1,000 Children Get Hiv Each Day U.N. Urges Action To Avoid Sharp Hike In Mortality Rate

Associated Press

At least a thousand children are contracting the AIDS virus each day, according to a U.N. report that warns of sharp increases in deaths among children unless immediate steps are taken.

There were some 400,000 new HIV cases involving children under 18 last year, and some 350,000 children died of AIDS, the disease caused by HIV, the Geneva-based group UNAIDS said in its report released Friday.

The report did not supply statistics for previous years, but said that people under 18 are one of the fastest-growing groups of AIDS victims.

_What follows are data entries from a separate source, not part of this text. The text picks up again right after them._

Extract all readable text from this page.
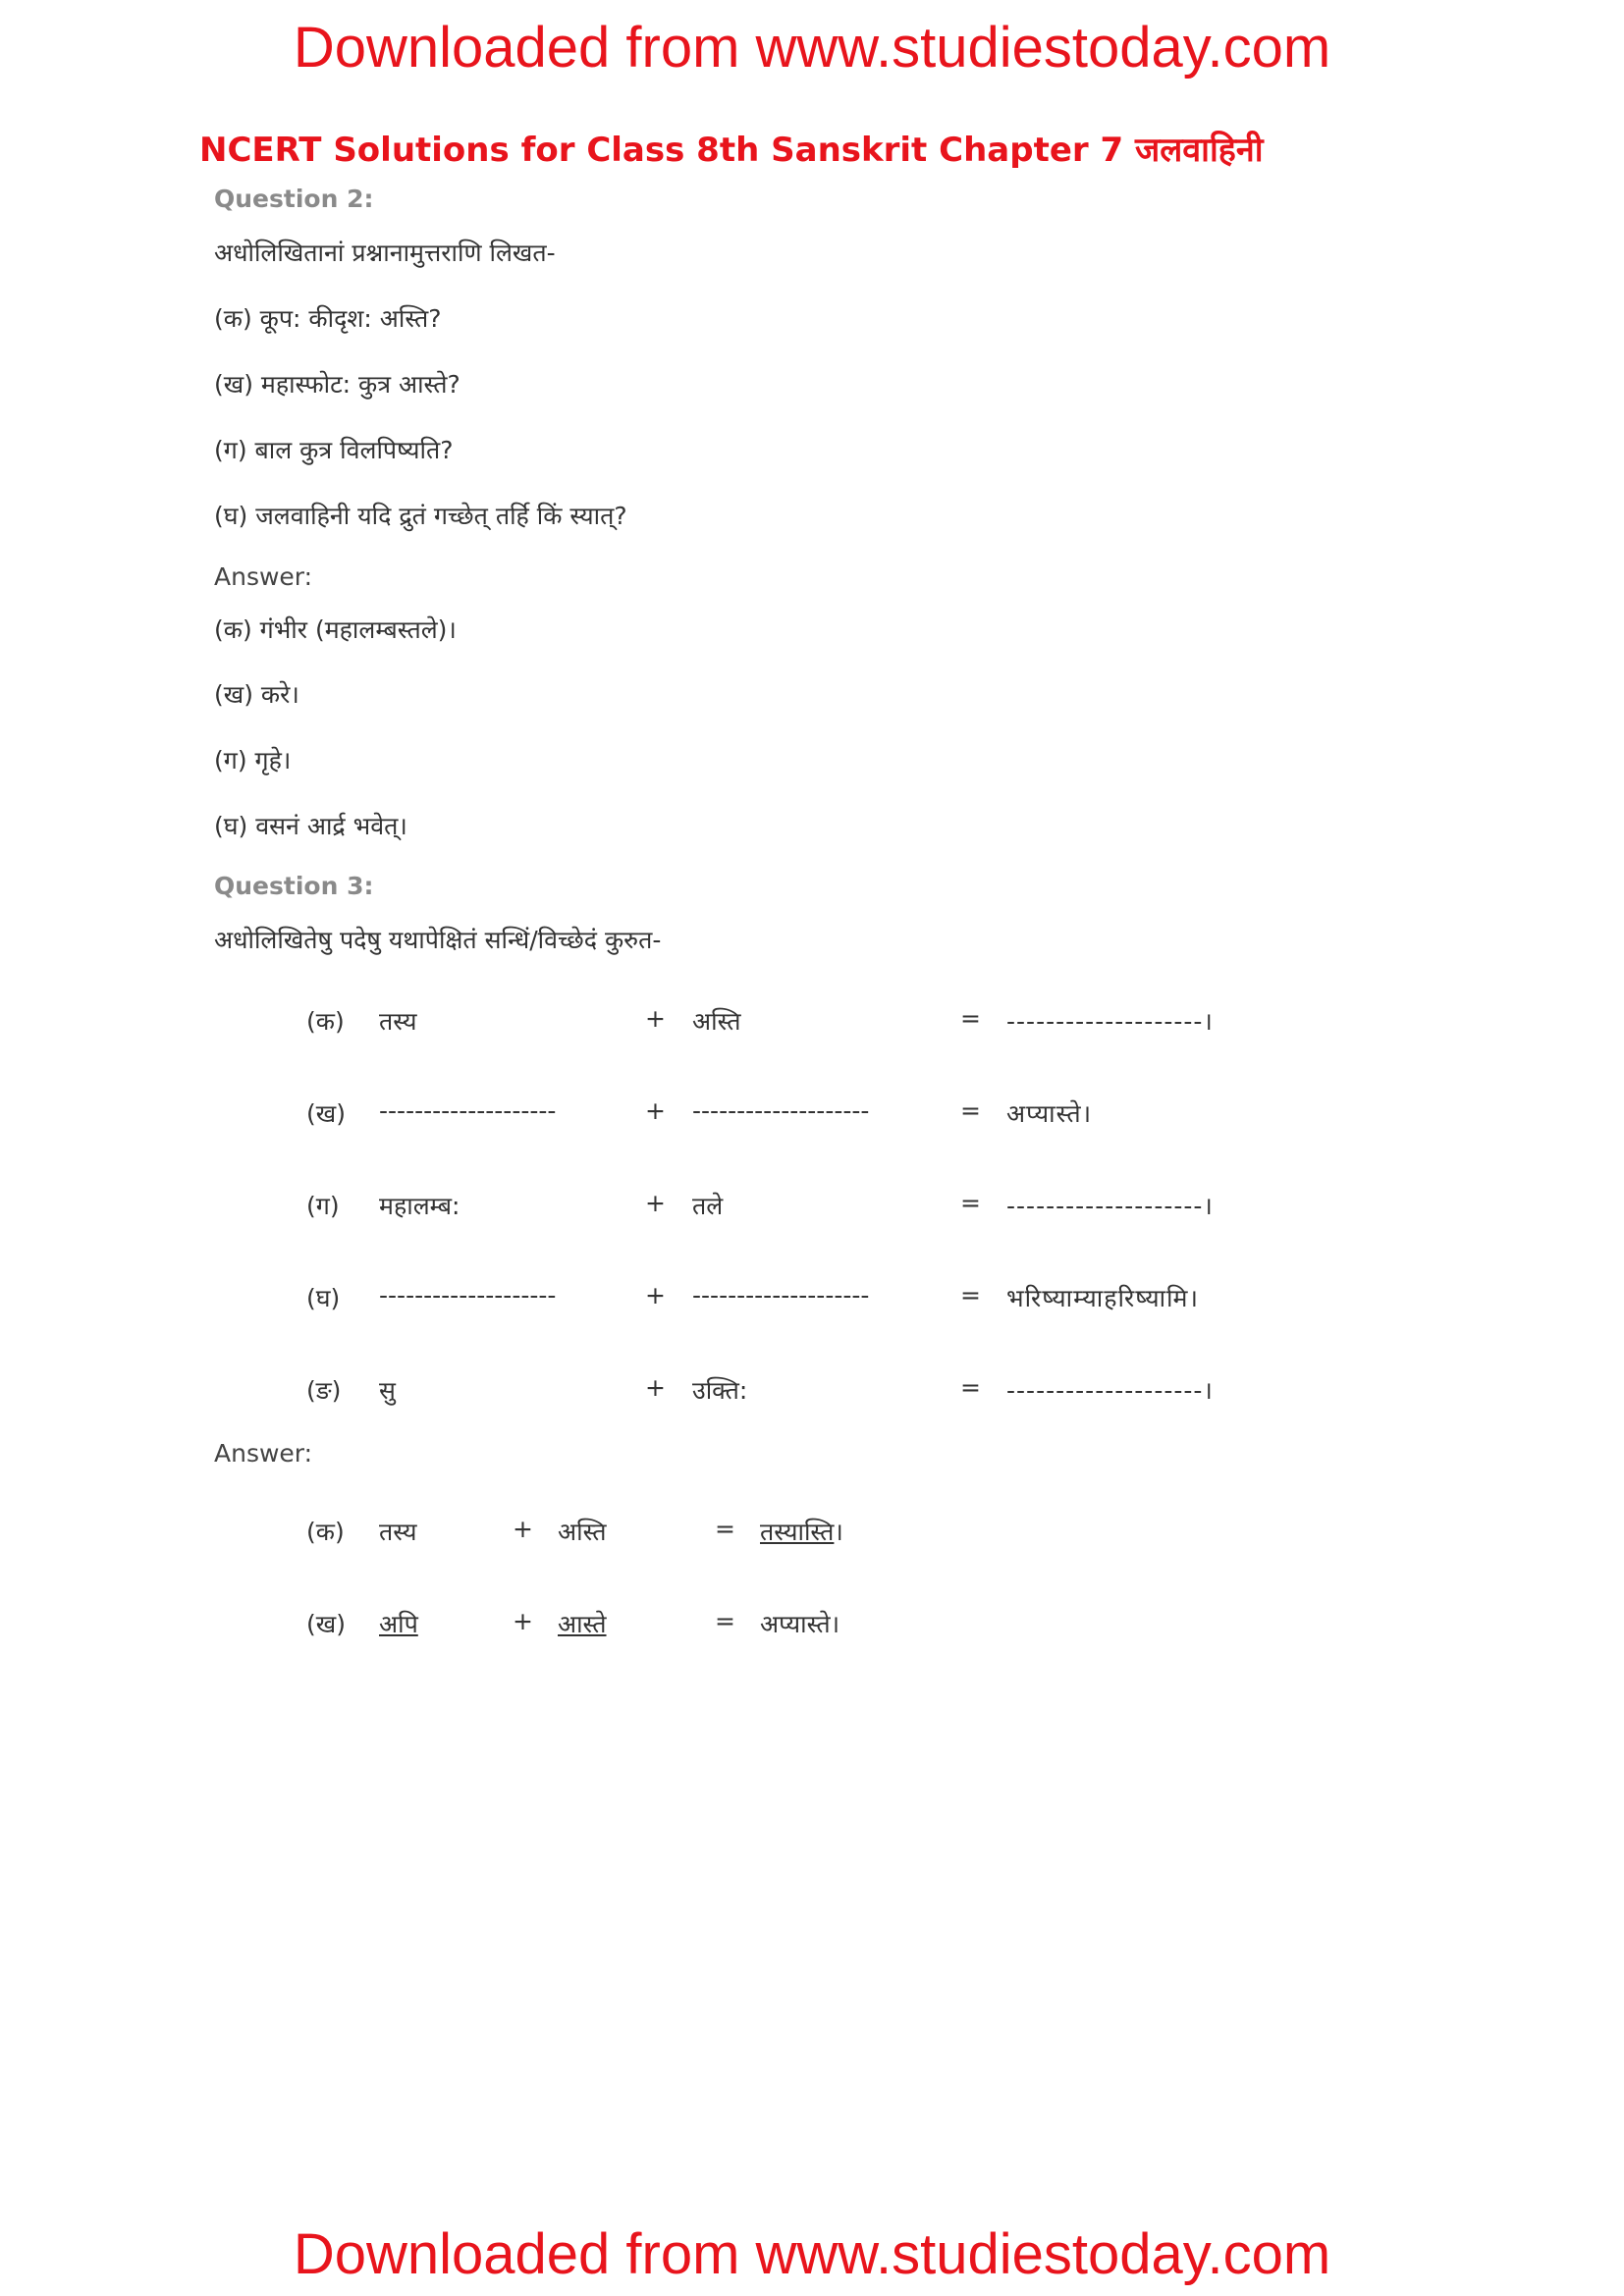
Downloaded from www.studiestoday.com
NCERT Solutions for Class 8th Sanskrit Chapter 7 जलवाहिनी
Question 2:
अधोलिखितानां प्रश्नानामुत्तराणि लिखत-
(क) कूप: कीदृश: अस्ति?
(ख) महास्फोट: कुत्र आस्ते?
(ग) बाल कुत्र विलपिष्यति?
(घ) जलवाहिनी यदि द्रुतं गच्छेत् तर्हि किं स्यात्?
Answer:
(क) गंभीर (महालम्बस्तले)।
(ख) करे।
(ग) गृहे।
(घ) वसनं आर्द्र भवेत्।
Question 3:
अधोलिखितेषु पदेषु यथापेक्षितं सन्धिं/विच्छेदं कुरुत-
(क) तस्य	+ अस्ति	= --------------------।
(ख) --------------------	+ --------------------	= अप्यास्ते।
(ग) महालम्ब:	+ तले	= --------------------।
(घ) --------------------	+ --------------------	= भरिष्याम्याहरिष्यामि।
(ङ) सु	+ उक्ति:	= --------------------।
Answer:
(क) तस्य	+ अस्ति	= तस्यास्ति।
(ख) अपि	+ आस्ते	= अप्यास्ते।
Downloaded from www.studiestoday.com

It warned of big increases in infant mortality due to the disease - or rates of death for children less than 5 years old - especially in developing countries where there is a lack of medicine and health care.

In some regions of the world, those rates would increase by as much as 75 percent by the year 2000 unless there is immediate intervention, UNAIDS executive director Peter Piot said.

AIDS is spread most often by sexual contact, by contaminated syringes or exposure to infected blood. But children often contract the disease from their mothers - either in the womb or through breastfeeding.

“Anything that affects children affects half of society,” said Elizabeth Mataka, director of the Zambia-based nonprofit group Family Health Trust.